Cependant, la Grèce de l’époque offrait peu d’opportunités à un artiste aussi ambitieux. Son esprit curieux le conduisit donc une fois de plus en Europe, où il trouva la liberté créative qu’il recherchait. En 1918, il fut nommé scénographe au Théâtre Royal de Berlin, puis peu après à l’Opéra d’État de la ville, marquant ainsi le début d’une brillante carrière qui allait redéfinir l’art de la scénographie. À la même époque, il fit la connaissance de Dimitris Galanis, avec qui il publia de nombreuses caricatures et esquisses dans des magazines français. Sa renommée atteignit son apogée en 1920 lorsqu’il conçut les décors de l’opéra de Richard Strauss Die Frau ohne Schatten (La Femme sans Ombre). À travers cette œuvre, il prouva son aptitude à traduire la musique en poésie visuelle, utilisant la lumière, la couleur et l’espace pour créer une atmosphère presque mystique.
En 1921, il fut récompensé par l’Office allemand des brevets gouvernementaux pour ses plans architecturaux destinés aux théâtres nationaux et aux salles de concert. En 1926, son génie artistique fut officiellement reconnu lorsqu’il reçut le titre de conseiller artistique des théâtres allemands et qu’on lui confia la création d’une école de scénographie à l’Opéra d’État de Berlin. Ses scénographies pour les œuvres de Wagner, Verdi, Beethoven et Mozart devinrent légendaires, et son aptitude à « traduire » la musique en images fut considérée comme inégalée. La presse allemande le comparait souvent aux plus grands metteurs en scène de l’époque, mettant en avant l’originalité et la puissance visuelle de ses créations.
Malgré son succès, Aravantinos ne perdit jamais le lien avec sa patrie.

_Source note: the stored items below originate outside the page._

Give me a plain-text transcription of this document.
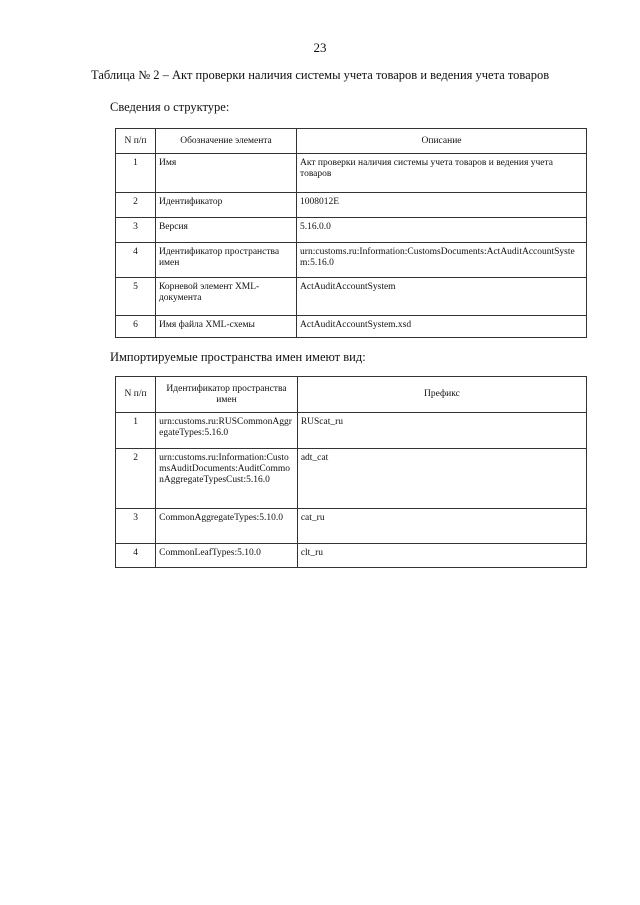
23
Таблица № 2 – Акт проверки наличия системы учета товаров и ведения учета товаров
Сведения о структуре:
N п/п	Обозначение элемента	Описание
1	Имя	Акт проверки наличия системы учета товаров и ведения учета товаров
2	Идентификатор	1008012E
3	Версия	5.16.0.0
4	Идентификатор пространства имен	urn:customs.ru:Information:CustomsDocuments:ActAuditAccountSystem:5.16.0
5	Корневой элемент XML-документа	ActAuditAccountSystem
6	Имя файла XML-схемы	ActAuditAccountSystem.xsd
Импортируемые пространства имен имеют вид:
N п/п	Идентификатор пространства имен	Префикс
1	urn:customs.ru:RUSCommonAggregateTypes:5.16.0	RUScat_ru
2	urn:customs.ru:Information:CustomsAuditDocuments:AuditCommonAggregateTypesCust:5.16.0	adt_cat
3	CommonAggregateTypes:5.10.0	cat_ru
4	CommonLeafTypes:5.10.0	clt_ru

En 1927, il retourna à Athènes pour conseiller la rénovation du Théâtre Municipal et du Théâtre Royal. Cependant, en 1930, alors qu’il était invité à Paris pour un nouveau projet théâtral, il contracta une pneumonie et s’éteignit à l’âge de seulement 44 ans. Sa disparition prématurée plongea le monde artistique grec et européen dans le deuil. Aujourd’hui, ses œuvres sont exposées dans des musées en Allemagne, à la Galerie nationale de Grèce, au Musée Benaki et ailleurs. Le Musée de Scénographie Panos Aravantinos au Pirée abrite la plus grande collection de ses œuvres, perpétuant la mémoire d’un artiste qui a su rendre immortel l’art éphémère de la scénographie.